Cao, Fangying, Liu, Xiaoxiao, Cao, Xiangrong, Wang, Shaoping, Fu, Kun, Zhao, Yejing, Shen, Fang, Liu, Jinghua
Biochemical and biophysical research communications 2017 v.491 pp. 578-586
alkaline phosphatase, apoptosis, atherosclerosis, calcification, caspase-3, fibroblast growth factors, gene expression regulation, genes, ligands, metabolism, phosphatidylinositol 3-kinase, rats, smooth muscle, therapeutics, transcription (genetics), transcription factor NF-kappa B
Vascular calcification is prevalent and associated with adverse outcome without available therapy.
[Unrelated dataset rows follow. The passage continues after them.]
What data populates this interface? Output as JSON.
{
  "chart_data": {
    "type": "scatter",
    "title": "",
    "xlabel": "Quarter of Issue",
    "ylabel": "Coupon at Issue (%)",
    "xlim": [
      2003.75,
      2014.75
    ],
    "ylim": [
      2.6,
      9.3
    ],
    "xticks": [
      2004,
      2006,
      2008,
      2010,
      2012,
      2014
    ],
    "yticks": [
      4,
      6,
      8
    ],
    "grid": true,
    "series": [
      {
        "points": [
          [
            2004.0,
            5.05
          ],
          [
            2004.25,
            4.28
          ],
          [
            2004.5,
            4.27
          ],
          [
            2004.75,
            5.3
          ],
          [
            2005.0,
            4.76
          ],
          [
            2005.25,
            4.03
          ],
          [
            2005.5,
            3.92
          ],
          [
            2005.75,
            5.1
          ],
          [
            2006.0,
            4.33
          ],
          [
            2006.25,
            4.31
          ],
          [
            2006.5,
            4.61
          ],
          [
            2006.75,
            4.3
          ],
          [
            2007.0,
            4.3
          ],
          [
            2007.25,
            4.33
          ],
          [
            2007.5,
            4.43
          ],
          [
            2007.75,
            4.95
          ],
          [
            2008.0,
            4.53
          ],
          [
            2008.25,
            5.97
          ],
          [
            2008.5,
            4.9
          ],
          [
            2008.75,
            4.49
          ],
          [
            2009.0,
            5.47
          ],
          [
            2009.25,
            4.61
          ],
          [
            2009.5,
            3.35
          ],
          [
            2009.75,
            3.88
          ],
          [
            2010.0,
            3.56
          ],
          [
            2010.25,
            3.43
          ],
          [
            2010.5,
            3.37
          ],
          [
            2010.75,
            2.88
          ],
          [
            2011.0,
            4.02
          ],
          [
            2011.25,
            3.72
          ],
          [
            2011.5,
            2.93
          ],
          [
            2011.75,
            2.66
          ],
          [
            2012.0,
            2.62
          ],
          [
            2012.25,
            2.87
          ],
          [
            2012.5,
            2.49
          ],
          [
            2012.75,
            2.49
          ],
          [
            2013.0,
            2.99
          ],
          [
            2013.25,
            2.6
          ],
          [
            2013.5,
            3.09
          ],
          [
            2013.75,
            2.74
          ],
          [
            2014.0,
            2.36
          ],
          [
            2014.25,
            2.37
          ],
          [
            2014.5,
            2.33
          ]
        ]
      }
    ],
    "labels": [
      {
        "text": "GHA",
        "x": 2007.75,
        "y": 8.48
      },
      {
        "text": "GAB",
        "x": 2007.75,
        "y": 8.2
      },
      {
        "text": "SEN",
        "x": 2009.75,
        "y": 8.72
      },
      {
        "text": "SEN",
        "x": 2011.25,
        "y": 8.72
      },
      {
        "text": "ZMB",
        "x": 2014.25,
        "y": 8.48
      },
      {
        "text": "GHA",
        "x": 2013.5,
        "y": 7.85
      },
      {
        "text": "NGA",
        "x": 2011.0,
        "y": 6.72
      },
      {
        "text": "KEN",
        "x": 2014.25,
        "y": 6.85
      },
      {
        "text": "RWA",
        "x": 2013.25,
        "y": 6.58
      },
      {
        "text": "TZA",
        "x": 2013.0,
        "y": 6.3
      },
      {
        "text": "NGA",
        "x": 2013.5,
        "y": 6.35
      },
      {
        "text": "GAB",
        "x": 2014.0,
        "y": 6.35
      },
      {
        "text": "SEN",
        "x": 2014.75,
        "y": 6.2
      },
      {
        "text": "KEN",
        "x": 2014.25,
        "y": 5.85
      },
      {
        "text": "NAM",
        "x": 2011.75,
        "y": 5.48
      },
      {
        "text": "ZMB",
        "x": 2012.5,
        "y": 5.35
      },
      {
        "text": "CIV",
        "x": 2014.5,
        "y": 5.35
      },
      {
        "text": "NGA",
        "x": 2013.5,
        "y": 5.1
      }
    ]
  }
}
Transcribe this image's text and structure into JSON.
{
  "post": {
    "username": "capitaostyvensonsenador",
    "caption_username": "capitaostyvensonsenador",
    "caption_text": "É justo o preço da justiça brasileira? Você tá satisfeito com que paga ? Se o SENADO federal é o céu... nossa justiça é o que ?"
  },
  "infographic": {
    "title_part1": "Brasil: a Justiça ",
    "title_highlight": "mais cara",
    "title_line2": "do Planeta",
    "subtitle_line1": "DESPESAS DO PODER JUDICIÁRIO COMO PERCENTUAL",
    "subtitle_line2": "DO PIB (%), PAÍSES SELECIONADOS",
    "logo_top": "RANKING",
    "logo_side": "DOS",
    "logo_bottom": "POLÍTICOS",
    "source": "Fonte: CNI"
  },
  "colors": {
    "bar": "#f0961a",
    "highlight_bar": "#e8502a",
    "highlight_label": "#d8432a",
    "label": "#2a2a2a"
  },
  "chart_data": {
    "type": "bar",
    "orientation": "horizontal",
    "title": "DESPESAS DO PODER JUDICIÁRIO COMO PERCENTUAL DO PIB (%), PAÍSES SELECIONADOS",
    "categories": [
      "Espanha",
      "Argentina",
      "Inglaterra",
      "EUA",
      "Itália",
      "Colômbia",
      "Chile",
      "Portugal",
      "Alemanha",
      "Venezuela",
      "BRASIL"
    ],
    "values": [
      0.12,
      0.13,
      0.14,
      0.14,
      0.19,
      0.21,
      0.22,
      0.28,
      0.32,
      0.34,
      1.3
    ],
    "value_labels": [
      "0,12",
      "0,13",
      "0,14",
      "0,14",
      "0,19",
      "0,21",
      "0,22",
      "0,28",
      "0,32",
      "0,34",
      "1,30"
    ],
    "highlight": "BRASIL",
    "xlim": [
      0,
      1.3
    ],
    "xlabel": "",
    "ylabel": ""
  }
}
The benefits of fibroblast growth factor (FGF)-21 on metabolism and atherosclerosis make it a promising therapeutic agent for vascular calcification. We investigated the effects of FGF21 on vascular smooth muscle cell (VSMC) calcification by culturing rat VSMCs in a calcifying medium for 9days. FGF21 markedly attenuated mineral deposition and apoptosis at the indicated time points. In the presence of FGF21, the expression levels of osteoblastic protein including bone morphogenic protein-2, alkaline phosphatase(ALP), runt-related transcription factor(RUNX)-2 and nuclear factor-kappa B ligand (RANKL) were down-regulated, whereas the expression of osteoprotegerin (OPG) increased. Knockdown of OPG significantly impaired inhibition of FGF21 on apoptosis and the expression of pro-apoptotic genes including caspase-3 and Bax and osteoblastic –promoting markers including ALP, RUNX-2 and RANKL. Furthermore, FGF21 facilitated the phosphoryl of AKT but suppressed P38, while OPG knockdown attenuated the effects. LY29400 (inhibitor of PI3K) abrogated the activation of PI3K/AKT and SB203580 (inhibitor of P38) abolished the inhibition of FGF21 on P38, while alteration was observed in the expression of RUNX-2. FGF21 inhibited VSMCs calcification via OPG/RANKL system, and through P38 andPI3K/AKT pathways.